GUEULE DE BOIS
★★★ UNE QUESTION DE TEMPS, de Samuel W. Gailey, Gallmeister, 336 p., 21,30 €. Traduit de l’anglais (Etats-Unis) par Laura Derajinski.
Alice ne s’est jamais remise de la mort accidentelle de son petit frère, dont elle se sent responsable. A 21 ans, à moitié SDF, elle traîne plus que jamais sa peine, tentant de noyer sa culpabilité dans le whisky et la vodka. Un matin pâteux, elle se réveille nue, vaseuse à souhait, dans un mobilhome crasseux dont elle n’a aucun souvenir, avec le cadavre d’un homme à ses côtés, et un gros sac plein de drogue et de dollars à ses pieds. Sans trop réfléchir, Alice embarque le grisbi et s’enfuit.
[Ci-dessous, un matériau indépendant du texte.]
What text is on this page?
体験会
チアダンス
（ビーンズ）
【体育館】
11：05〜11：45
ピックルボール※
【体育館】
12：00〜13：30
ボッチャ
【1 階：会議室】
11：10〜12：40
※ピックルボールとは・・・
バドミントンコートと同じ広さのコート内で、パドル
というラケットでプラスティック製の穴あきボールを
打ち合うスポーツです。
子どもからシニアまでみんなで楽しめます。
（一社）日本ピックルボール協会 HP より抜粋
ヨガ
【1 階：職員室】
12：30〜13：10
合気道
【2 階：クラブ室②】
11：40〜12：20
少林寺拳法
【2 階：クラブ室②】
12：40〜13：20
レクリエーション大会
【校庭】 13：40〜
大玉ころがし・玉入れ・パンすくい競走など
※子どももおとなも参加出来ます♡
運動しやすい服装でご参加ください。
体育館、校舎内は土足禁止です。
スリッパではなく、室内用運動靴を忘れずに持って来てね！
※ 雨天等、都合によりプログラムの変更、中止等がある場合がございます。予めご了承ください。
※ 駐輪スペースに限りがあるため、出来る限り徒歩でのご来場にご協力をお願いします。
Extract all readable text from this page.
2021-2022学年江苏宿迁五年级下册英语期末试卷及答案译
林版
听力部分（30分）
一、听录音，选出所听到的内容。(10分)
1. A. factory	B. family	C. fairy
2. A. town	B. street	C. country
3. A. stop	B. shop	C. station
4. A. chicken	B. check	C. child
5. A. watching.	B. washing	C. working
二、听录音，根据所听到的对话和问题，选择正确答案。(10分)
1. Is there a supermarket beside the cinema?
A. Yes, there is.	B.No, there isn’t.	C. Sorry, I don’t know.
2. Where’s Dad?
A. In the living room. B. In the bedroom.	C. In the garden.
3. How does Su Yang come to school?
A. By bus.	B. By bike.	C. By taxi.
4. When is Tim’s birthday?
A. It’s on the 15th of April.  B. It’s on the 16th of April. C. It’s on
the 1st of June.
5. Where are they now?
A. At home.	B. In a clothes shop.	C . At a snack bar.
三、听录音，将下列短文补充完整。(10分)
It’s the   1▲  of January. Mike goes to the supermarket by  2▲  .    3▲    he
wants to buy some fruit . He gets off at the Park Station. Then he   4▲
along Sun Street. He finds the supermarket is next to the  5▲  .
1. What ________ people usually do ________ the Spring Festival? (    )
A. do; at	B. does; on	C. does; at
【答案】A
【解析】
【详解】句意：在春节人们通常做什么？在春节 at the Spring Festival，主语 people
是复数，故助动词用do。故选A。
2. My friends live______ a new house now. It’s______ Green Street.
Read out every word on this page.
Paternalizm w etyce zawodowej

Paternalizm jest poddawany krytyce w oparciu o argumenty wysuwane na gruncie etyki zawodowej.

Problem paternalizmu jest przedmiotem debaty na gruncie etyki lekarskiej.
Mauvaise pioche : un implacable truand et son cruel porte-flingue vont désormais tout faire pour récupérer leur bien… Trois ans après un fantastique premier polar pataugeant dans la neige d’un bled paumé (Deep Winter), Samuel W. Gailey confirme tout le bien que l’on pouvait penser de lui, grâce à cette sanglante chasse à l’homme. On retrouve dans Une question de temps un art consommé de l’intrigue solidement ficelée, une orchestration étincelante de la violence, une attirance pour les personnages bizarres (ici un monstrueux dealer « homme-enfant ») et surtout une profonde humanité, qui donne à ce frénétique roman noir – à travers le long chemin de croix d’une jeune femme meurtrie – toute sa puissance et sa profondeur.